La croix serait-elle le signifiant qui permet d’établir un lien pertinent avec la sainte de Poitiers ? La
relique de la Croix tient une place importante dans le culte de sainte Radegonde de Poitiers. Au pied
de la gardienne des cimetières à la Guadeloupe, se trouve une croix à l’intérieur du cercle formé par
le serpent lové sur lui-même, et c’est bien de croix dont il est question dans les deux prières récitées
aux Antilles. La prière pour sainte Radegonde de Guadeloupe, qui mentionne plusieurs croix, n’est
que le premier paragraphe de celle pour le Roi Degonde, qui est suivi d’une invocation à la Croix
du Christ.

 56 HERSKOVITS, 1937.

52Le nom, la fonction et l’iconographie de sainte Radegonde à la Guadeloupe opèrent une complète
disjonction avec leurs équivalents européens. Rien dans l’hagiographie des sainte Radegonde
européennes, sauf peut-être la relique de la Croix, ne permet de faire le lien avec le culte rendu à
Pointe-à-Pitre, la fonction de la sainte guadeloupéenne n’existant pas dans le catholicisme européen
et l’iconographie de celle ci demeurant celle d’une représentation de la Vierge. Ce hiatus aux
niveaux du sens, de la forme et de la fonction nous autorise à parler de vision du monde créole, et
non pas de catholicisme populaire, ni même de réinterprétation – dans un cadre de pensée africain
pour s’exprimer comme M. J. Herskovits56. Analyser les recours médicaux et religieux en termes
de vision du monde nous amène ainsi à rejeter la notion de réinterprétation – toujours entachée
d’une idéologie quant à l’origine du système décrit, considérée comme catholique ou africaine
suivant la position intellectuelle et idéologique du chercheur qui l’examine.
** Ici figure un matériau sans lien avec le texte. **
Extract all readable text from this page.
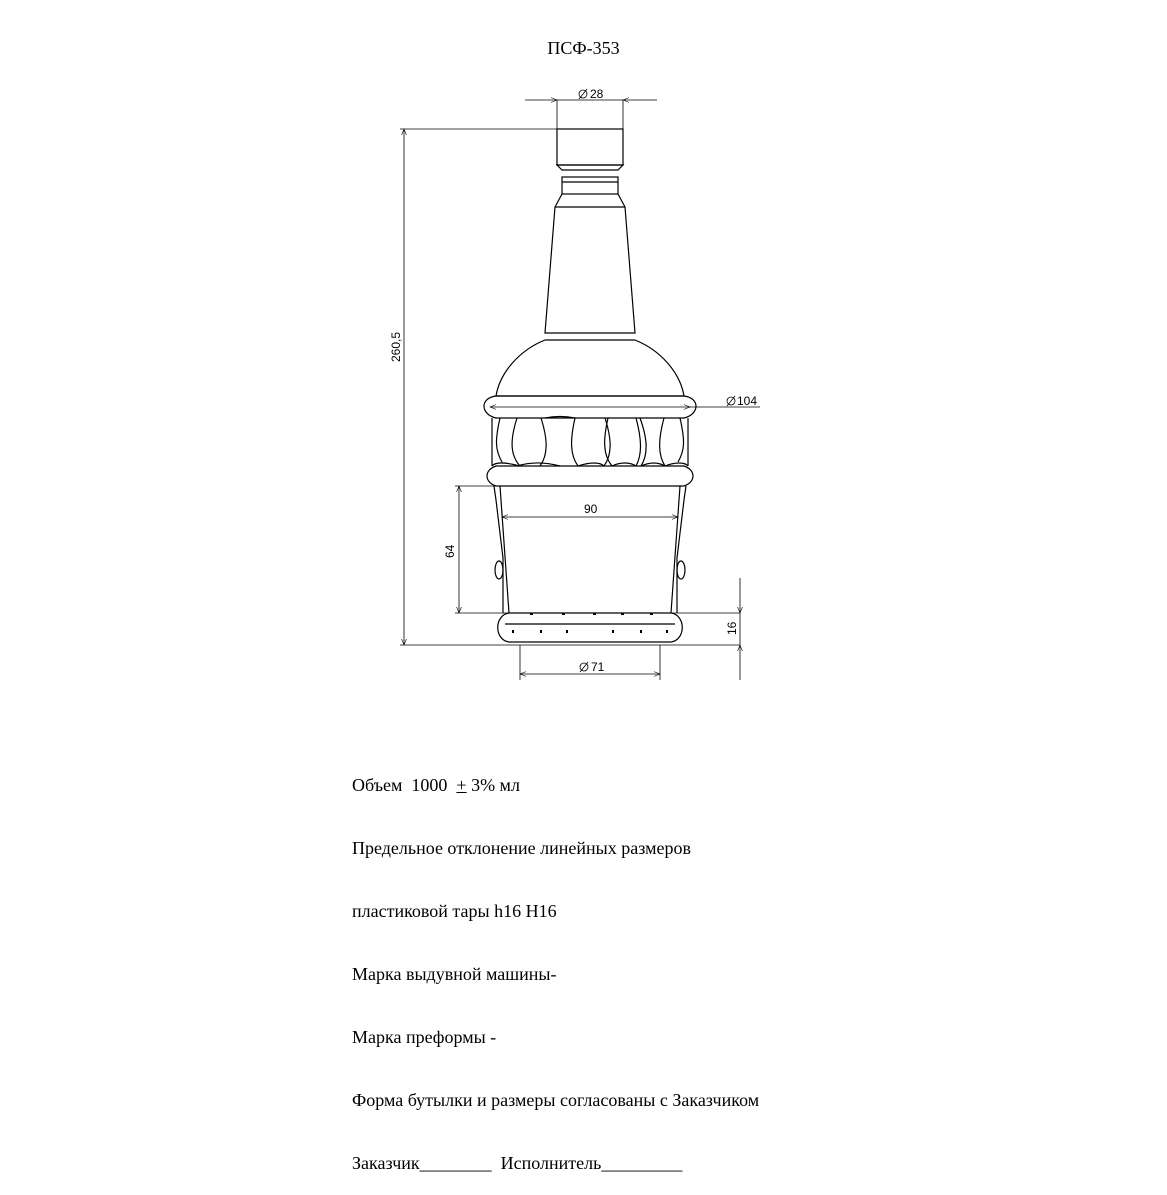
ПСФ-353
28
104
90
71
260,5
64
16

Объем  1000  + 3% мл

Предельное отклонение линейных размеров

пластиковой тары h16 H16

Марка выдувной машины-

Марка преформы -

Форма бутылки и размеры согласованы с Заказчиком

Заказчик________  Исполнитель_________
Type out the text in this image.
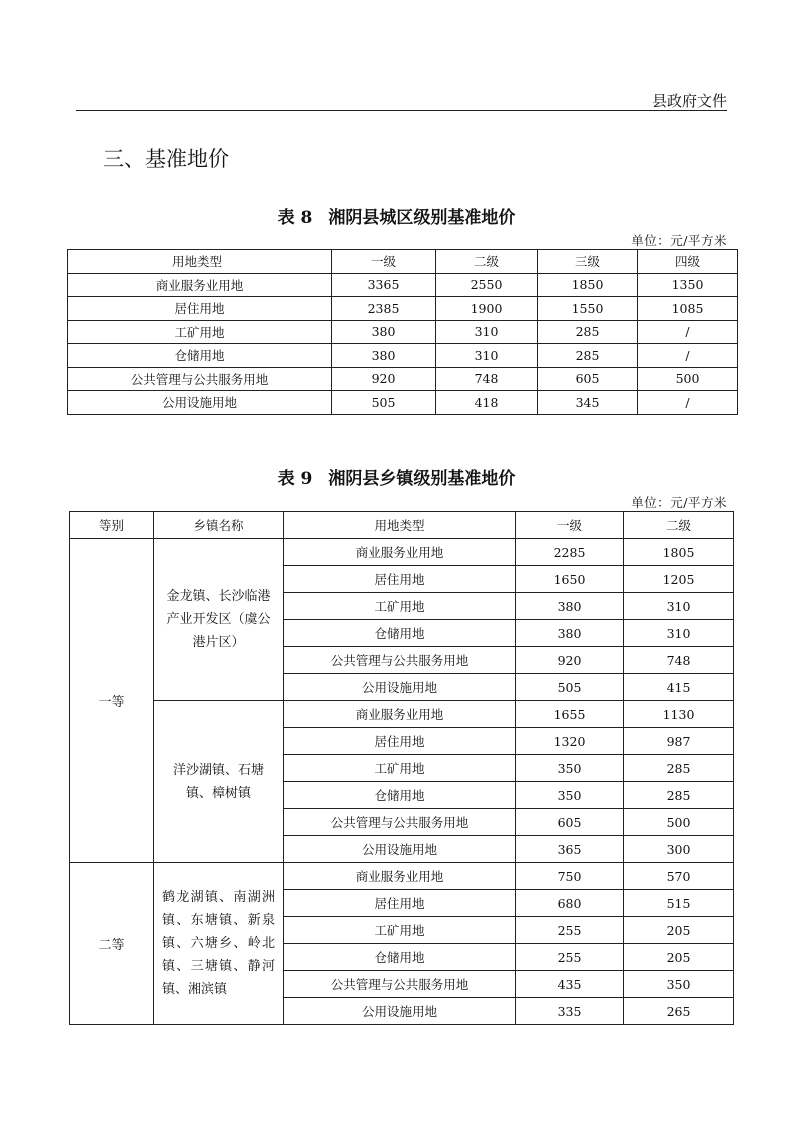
县政府文件
三、基准地价
表 8 湘阴县城区级别基准地价
单位：元/平方米
用地类型	一级	二级	三级	四级
商业服务业用地	3365	2550	1850	1350
居住用地	2385	1900	1550	1085
工矿用地	380	310	285	/
仓储用地	380	310	285	/
公共管理与公共服务用地	920	748	605	500
公用设施用地	505	418	345	/
表 9 湘阴县乡镇级别基准地价
单位：元/平方米
等别	乡镇名称	用地类型	一级	二级
一等	金龙镇、长沙临港产业开发区（虞公港片区）	商业服务业用地	2285	1805
		居住用地	1650	1205
		工矿用地	380	310
		仓储用地	380	310
		公共管理与公共服务用地	920	748
		公用设施用地	505	415
	洋沙湖镇、石塘镇、樟树镇	商业服务业用地	1655	1130
		居住用地	1320	987
		工矿用地	350	285
		仓储用地	350	285
		公共管理与公共服务用地	605	500
		公用设施用地	365	300
二等	鹤龙湖镇、南湖洲镇、东塘镇、新泉镇、六塘乡、岭北镇、三塘镇、静河镇、湘滨镇	商业服务业用地	750	570
		居住用地	680	515
		工矿用地	255	205
		仓储用地	255	205
		公共管理与公共服务用地	435	350
		公用设施用地	335	265
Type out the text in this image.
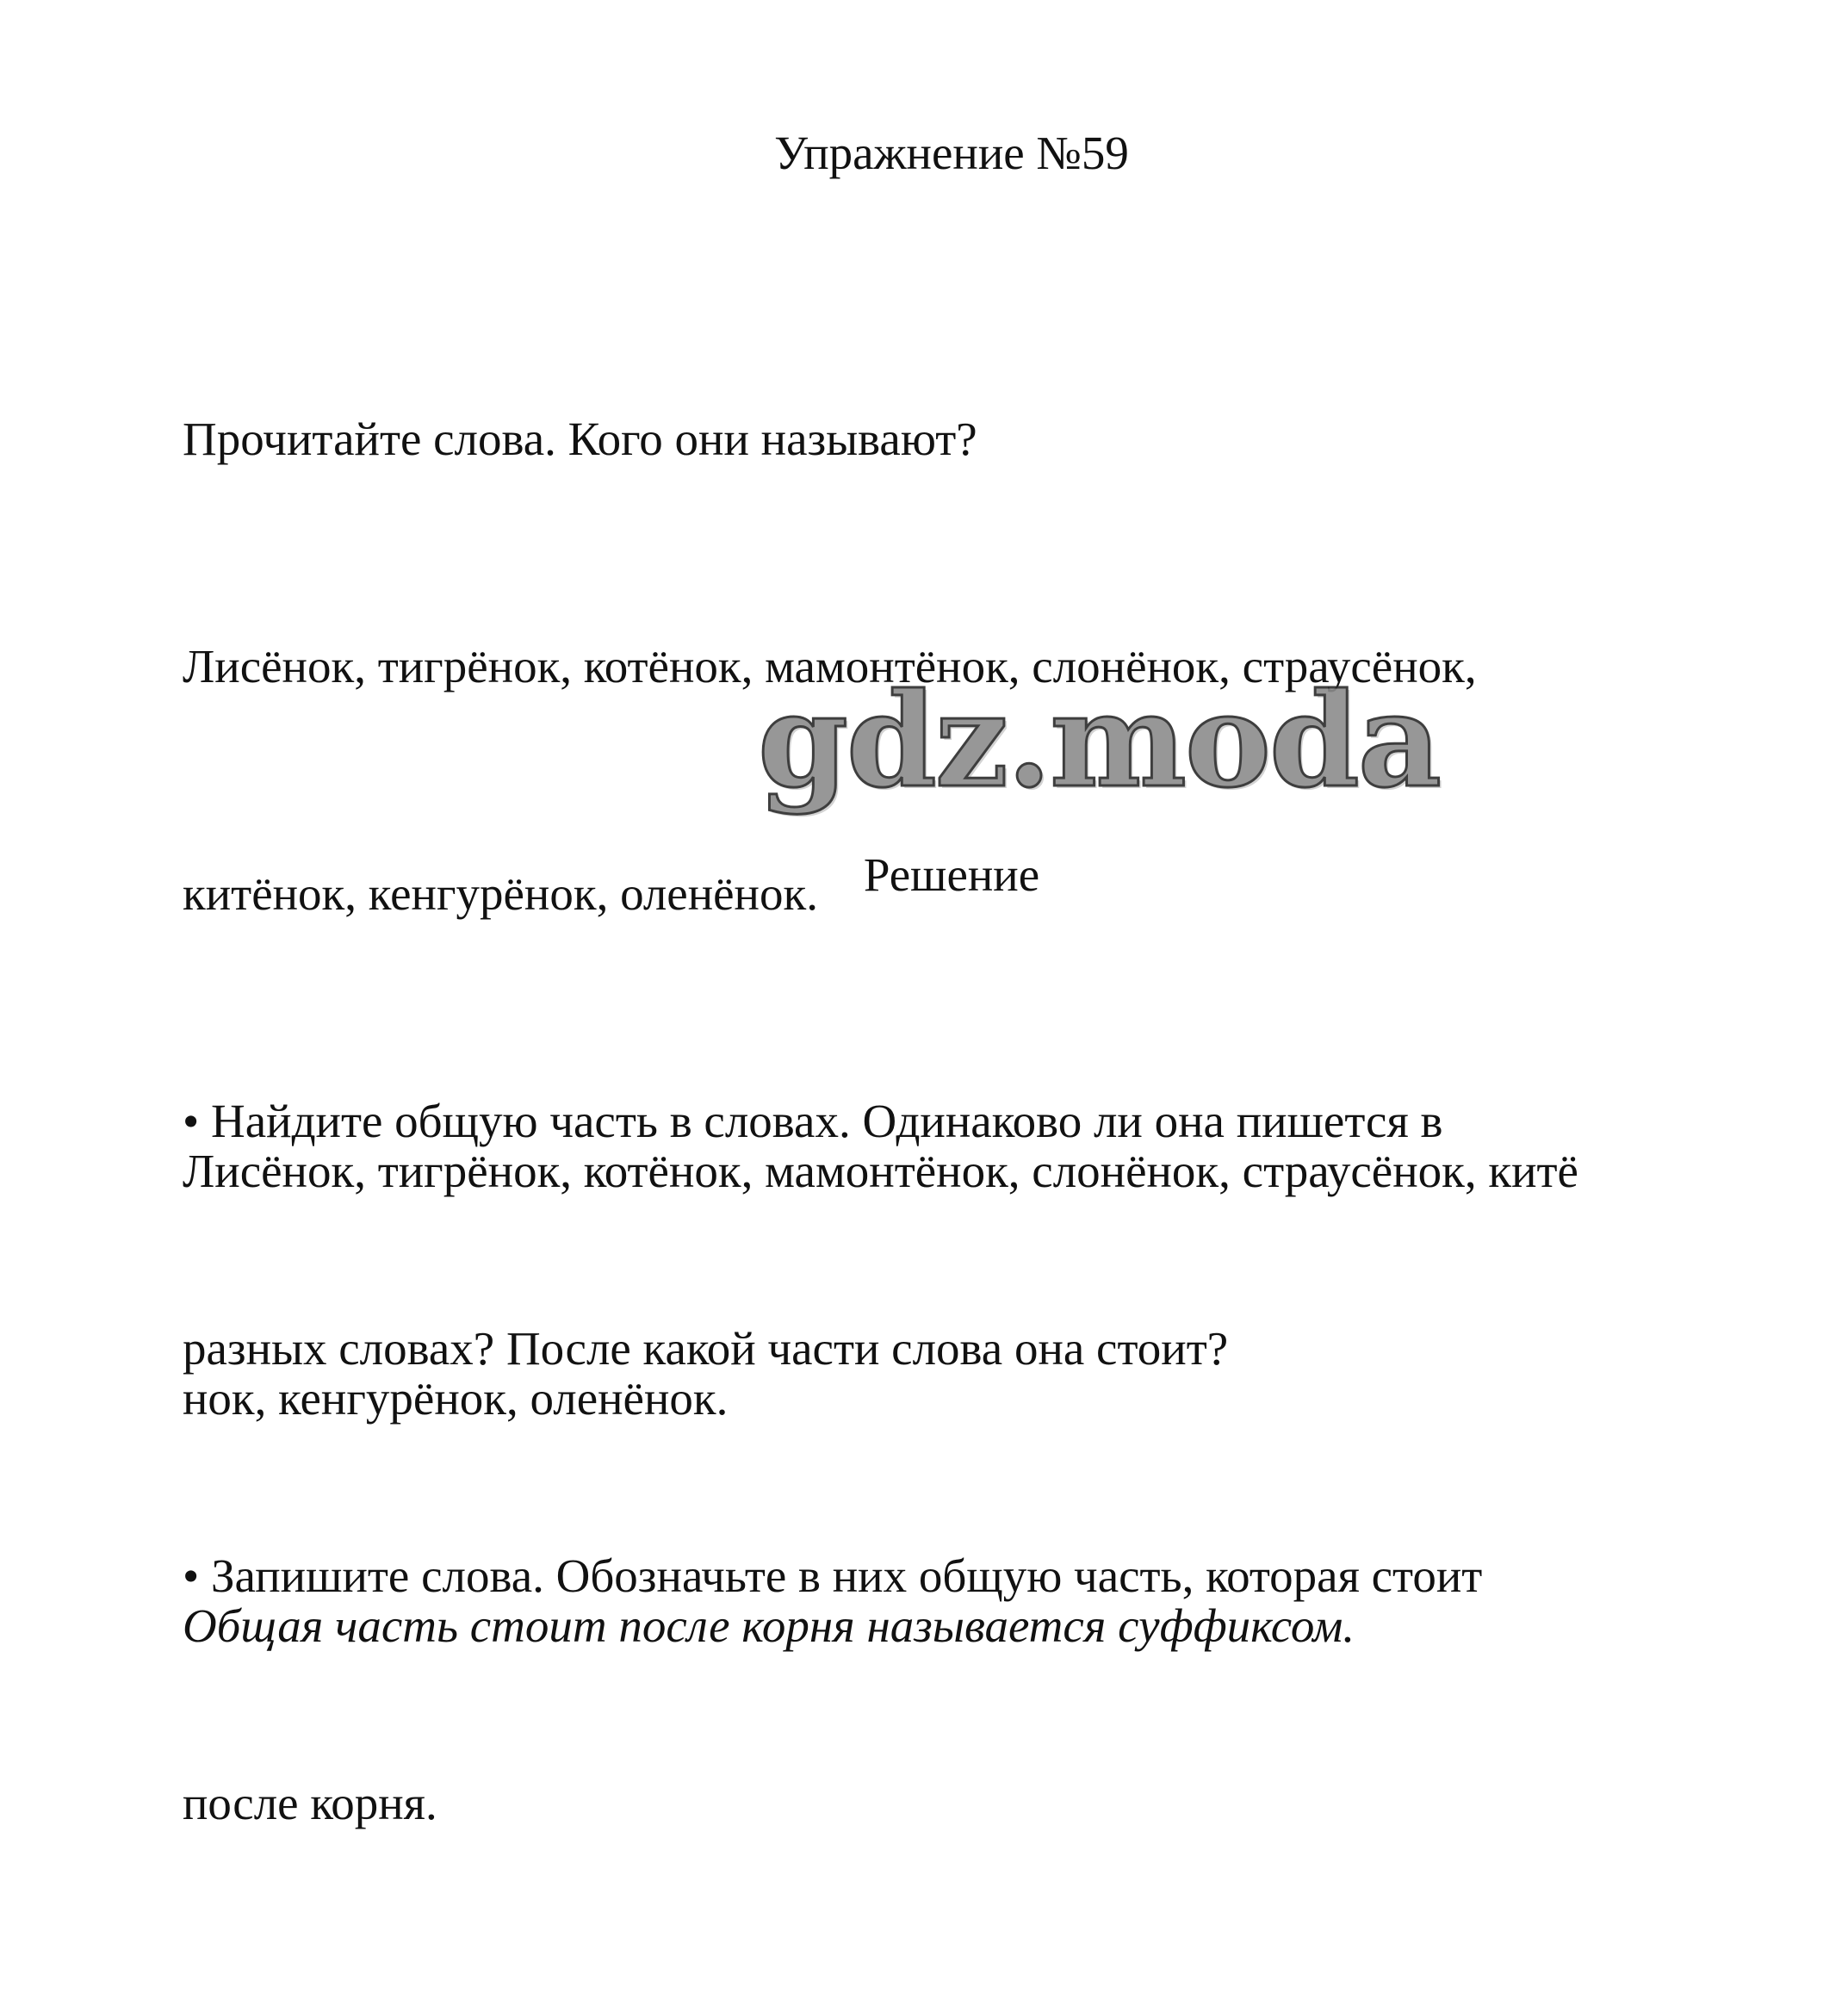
Упражнение №59

Прочитайте слова. Кого они называют?

Лисёнок, тигрёнок, котёнок, мамонтёнок, слонёнок, страусёнок,

китёнок, кенгурёнок, оленёнок.

• Найдите общую часть в словах. Одинаково ли она пишется в

разных словах? После какой части слова она стоит?

• Запишите слова. Обозначьте в них общую часть, которая стоит

после корня.

gdz.moda
Решение

Лисёнок, тигрёнок, котёнок, мамонтёнок, слонёнок, страусёнок, китё

нок, кенгурёнок, оленёнок.

Общая часть стоит после корня называется суффиксом.
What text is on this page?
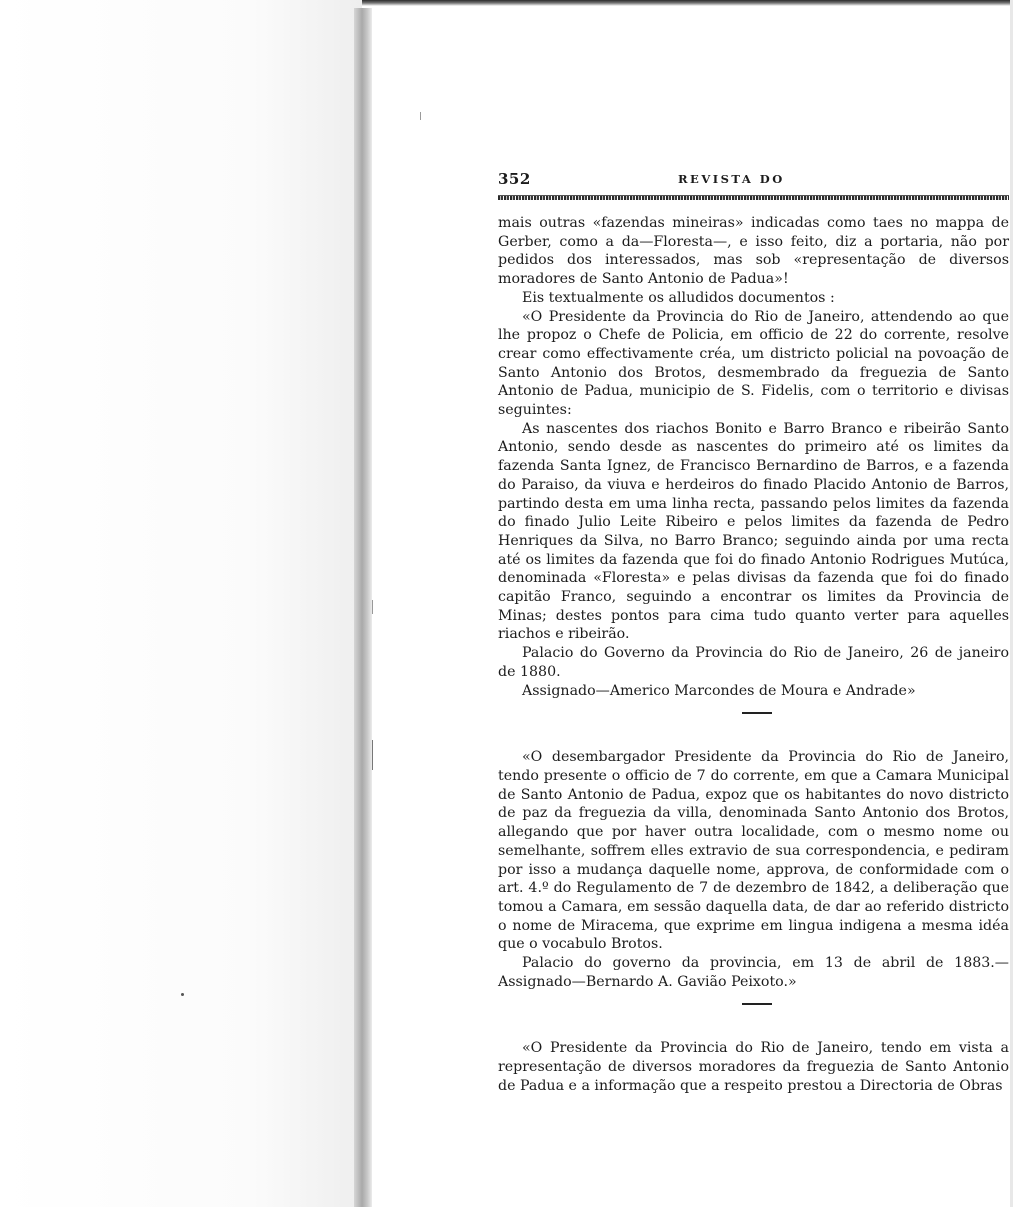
352	REVISTA DO

mais outras «fazendas mineiras» indicadas como taes no mappa de Gerber, como a da—Floresta—, e isso feito, diz a portaria, não por pedidos dos interessados, mas sob «representação de diversos moradores de Santo Antonio de Padua»!

Eis textualmente os alludidos documentos :

«O Presidente da Provincia do Rio de Janeiro, attendendo ao que lhe propoz o Chefe de Policia, em officio de 22 do corrente, resolve crear como effectivamente créa, um districto policial na povoação de Santo Antonio dos Brotos, desmembrado da freguezia de Santo Antonio de Padua, municipio de S. Fidelis, com o territorio e divisas seguintes:

As nascentes dos riachos Bonito e Barro Branco e ribeirão Santo Antonio, sendo desde as nascentes do primeiro até os limites da fazenda Santa Ignez, de Francisco Bernardino de Barros, e a fazenda do Paraiso, da viuva e herdeiros do finado Placido Antonio de Barros, partindo desta em uma linha recta, passando pelos limites da fazenda do finado Julio Leite Ribeiro e pelos limites da fazenda de Pedro Henriques da Silva, no Barro Branco; seguindo ainda por uma recta até os limites da fazenda que foi do finado Antonio Rodrigues Mutúca, denominada «Floresta» e pelas divisas da fazenda que foi do finado capitão Franco, seguindo a encontrar os limites da Provincia de Minas; destes pontos para cima tudo quanto verter para aquelles riachos e ribeirão.

Palacio do Governo da Provincia do Rio de Janeiro, 26 de janeiro de 1880.

Assignado—Americo Marcondes de Moura e Andrade»

«O desembargador Presidente da Provincia do Rio de Janeiro, tendo presente o officio de 7 do corrente, em que a Camara Municipal de Santo Antonio de Padua, expoz que os habitantes do novo districto de paz da freguezia da villa, denominada Santo Antonio dos Brotos, allegando que por haver outra localidade, com o mesmo nome ou semelhante, soffrem elles extravio de sua correspondencia, e pediram por isso a mudança daquelle nome, approva, de conformidade com o art. 4.º do Regulamento de 7 de dezembro de 1842, a deliberação que tomou a Camara, em sessão daquella data, de dar ao referido districto o nome de Miracema, que exprime em lingua indigena a mesma idéa que o vocabulo Brotos.

Palacio do governo da provincia, em 13 de abril de 1883.—Assignado—Bernardo A. Gavião Peixoto.»

«O Presidente da Provincia do Rio de Janeiro, tendo em vista a representação de diversos moradores da freguezia de Santo Antonio de Padua e a informação que a respeito prestou a Directoria de Obras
Si l’on utilisait le
concept de réinterprétation, on devrait être en mesure d’analyser ce qui a été réinterprété : le nom
d’une sainte, une iconographie catholique, une catégorie de pensée africaine ou européenne. Or ici,
on est face à un phénomène de création totale.
Qu’est-ce qui de l’iconographie, du nom, de la fonction a été réinterprété ? Le cas de sainte
Radegonde n’est pas unique, d’autres saints du panthéon guadeloupéen se prêteraient à une analyse
du type de celle que je viens de proposer.